A hybrid model of convolutional neural network and an extreme gradient boosting for reliability evaluation in composite power systems integrated with renewable energy resources

Abstract

This paper introduces an approach that enhances the computational efficiency of reliability assessment for composite power systems by integrating machine learning (ML) techniques with sequential monte carlo simulation (SMCS). Integration of renewable energy resources (RERs) into power systems is increasing at a rapid pace. Evaluating the reliability of composite power systems is helpful in identifying any deficiencies in their operation. As power systems operation becomes more fluctuating and stochastic, it is necessary to update the tools used to analyse reliability.
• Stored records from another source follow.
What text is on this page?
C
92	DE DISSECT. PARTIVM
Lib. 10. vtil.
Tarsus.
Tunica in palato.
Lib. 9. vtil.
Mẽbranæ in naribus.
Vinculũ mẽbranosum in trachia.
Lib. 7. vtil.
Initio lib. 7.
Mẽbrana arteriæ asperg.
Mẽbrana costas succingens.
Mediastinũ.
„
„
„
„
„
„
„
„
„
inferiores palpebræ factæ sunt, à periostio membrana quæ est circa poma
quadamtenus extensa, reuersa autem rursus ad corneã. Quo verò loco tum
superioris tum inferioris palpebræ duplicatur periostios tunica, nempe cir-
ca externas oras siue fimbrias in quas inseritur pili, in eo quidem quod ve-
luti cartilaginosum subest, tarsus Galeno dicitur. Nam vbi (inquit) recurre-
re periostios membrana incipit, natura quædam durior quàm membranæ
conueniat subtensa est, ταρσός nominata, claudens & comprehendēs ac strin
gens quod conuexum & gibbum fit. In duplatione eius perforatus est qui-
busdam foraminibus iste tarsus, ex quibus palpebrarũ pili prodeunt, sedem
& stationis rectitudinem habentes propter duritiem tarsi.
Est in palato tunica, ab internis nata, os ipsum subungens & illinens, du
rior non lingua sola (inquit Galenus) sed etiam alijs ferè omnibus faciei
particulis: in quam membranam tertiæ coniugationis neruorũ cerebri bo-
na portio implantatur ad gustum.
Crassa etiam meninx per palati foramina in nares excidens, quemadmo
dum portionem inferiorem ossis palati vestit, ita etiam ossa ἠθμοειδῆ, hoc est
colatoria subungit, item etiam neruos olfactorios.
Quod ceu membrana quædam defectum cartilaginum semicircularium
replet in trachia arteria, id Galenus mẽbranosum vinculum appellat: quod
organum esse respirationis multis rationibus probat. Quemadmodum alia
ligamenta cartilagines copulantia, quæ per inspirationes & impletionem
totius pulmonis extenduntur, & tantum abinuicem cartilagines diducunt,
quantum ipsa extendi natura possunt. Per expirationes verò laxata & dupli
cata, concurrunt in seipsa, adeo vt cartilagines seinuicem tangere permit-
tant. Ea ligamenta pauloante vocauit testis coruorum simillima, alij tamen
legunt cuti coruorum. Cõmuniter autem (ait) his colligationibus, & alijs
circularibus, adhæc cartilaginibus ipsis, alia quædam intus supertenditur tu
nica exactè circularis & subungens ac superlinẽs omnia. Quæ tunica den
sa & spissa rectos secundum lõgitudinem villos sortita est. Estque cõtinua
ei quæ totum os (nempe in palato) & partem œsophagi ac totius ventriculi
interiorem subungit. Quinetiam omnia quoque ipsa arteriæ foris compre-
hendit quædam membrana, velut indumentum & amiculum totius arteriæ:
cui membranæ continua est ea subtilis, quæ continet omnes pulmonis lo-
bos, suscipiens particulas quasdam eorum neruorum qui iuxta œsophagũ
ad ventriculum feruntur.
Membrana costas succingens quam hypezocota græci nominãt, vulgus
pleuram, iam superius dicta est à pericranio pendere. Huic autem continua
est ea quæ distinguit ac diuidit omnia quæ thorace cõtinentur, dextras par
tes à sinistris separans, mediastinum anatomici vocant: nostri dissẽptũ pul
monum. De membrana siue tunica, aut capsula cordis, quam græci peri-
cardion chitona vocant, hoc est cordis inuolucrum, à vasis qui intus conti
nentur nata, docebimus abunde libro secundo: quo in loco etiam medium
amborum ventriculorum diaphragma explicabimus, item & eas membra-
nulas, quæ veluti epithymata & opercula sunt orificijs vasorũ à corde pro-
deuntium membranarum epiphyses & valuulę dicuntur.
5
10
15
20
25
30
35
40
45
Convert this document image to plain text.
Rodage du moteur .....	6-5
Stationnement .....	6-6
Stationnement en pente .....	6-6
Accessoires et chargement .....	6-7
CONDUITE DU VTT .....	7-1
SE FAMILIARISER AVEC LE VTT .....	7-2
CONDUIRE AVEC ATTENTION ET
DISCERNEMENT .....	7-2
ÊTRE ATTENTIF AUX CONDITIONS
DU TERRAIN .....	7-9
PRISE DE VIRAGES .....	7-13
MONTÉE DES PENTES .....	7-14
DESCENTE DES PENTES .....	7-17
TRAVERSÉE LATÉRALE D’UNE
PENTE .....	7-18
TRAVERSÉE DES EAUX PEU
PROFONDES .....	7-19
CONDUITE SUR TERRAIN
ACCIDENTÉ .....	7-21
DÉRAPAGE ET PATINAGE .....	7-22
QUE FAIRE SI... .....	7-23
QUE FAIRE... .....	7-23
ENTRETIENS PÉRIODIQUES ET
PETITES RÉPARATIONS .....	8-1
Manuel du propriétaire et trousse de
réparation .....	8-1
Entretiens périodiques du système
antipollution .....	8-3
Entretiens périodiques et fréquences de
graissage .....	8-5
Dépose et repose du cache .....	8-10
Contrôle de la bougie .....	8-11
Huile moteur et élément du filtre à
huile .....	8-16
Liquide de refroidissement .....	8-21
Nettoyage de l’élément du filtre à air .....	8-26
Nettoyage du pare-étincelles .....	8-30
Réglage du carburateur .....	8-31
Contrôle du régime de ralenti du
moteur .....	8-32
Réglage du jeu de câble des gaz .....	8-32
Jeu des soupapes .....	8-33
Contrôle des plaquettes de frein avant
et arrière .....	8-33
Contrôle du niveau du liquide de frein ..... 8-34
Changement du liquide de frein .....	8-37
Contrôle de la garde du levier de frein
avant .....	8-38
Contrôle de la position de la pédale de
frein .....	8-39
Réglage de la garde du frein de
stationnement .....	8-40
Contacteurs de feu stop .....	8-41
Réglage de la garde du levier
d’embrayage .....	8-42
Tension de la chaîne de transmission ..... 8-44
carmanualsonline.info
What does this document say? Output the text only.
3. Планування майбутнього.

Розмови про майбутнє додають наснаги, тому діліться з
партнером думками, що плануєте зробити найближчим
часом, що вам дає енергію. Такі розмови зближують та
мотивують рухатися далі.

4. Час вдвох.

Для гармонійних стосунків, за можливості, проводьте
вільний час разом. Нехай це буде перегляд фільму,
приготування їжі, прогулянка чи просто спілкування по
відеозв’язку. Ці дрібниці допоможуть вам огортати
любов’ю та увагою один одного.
In this paper, SMCS is used as a conventional method, as it provides results by taking chronological nature of RERs. However, SMCS is highly computational. ML models fit for solving complex problems that require computational power. ML techniques, such as convolutional neural network (CNN) and hybrib models of Convolutional and Extreme Gradient Boosting (ConXGB), and Convolutional and Random Forest (ConRF) are proposed to determine the expectation of load curtailment and minimum amount of load curtailments. The proposed technique is applied on test system IEEE RTS-79. Results indicate the ConvXGB method is fast and accurate in computing composite reliability indices. For instance, it achieved a Loss of Load Probability (LOLP) of 0.0025 and an Expected Demand Not Supplied (EDNS) of 0.1850 MW, compared to SMCS’s LOLP of 0.0021 and EDNS of 0.1794 MW while reducing computational time from 12900 to 5414 s. These results confirm the proposed method’s speed and accuracy, making it a robust solution for modern power system reliability evaluation.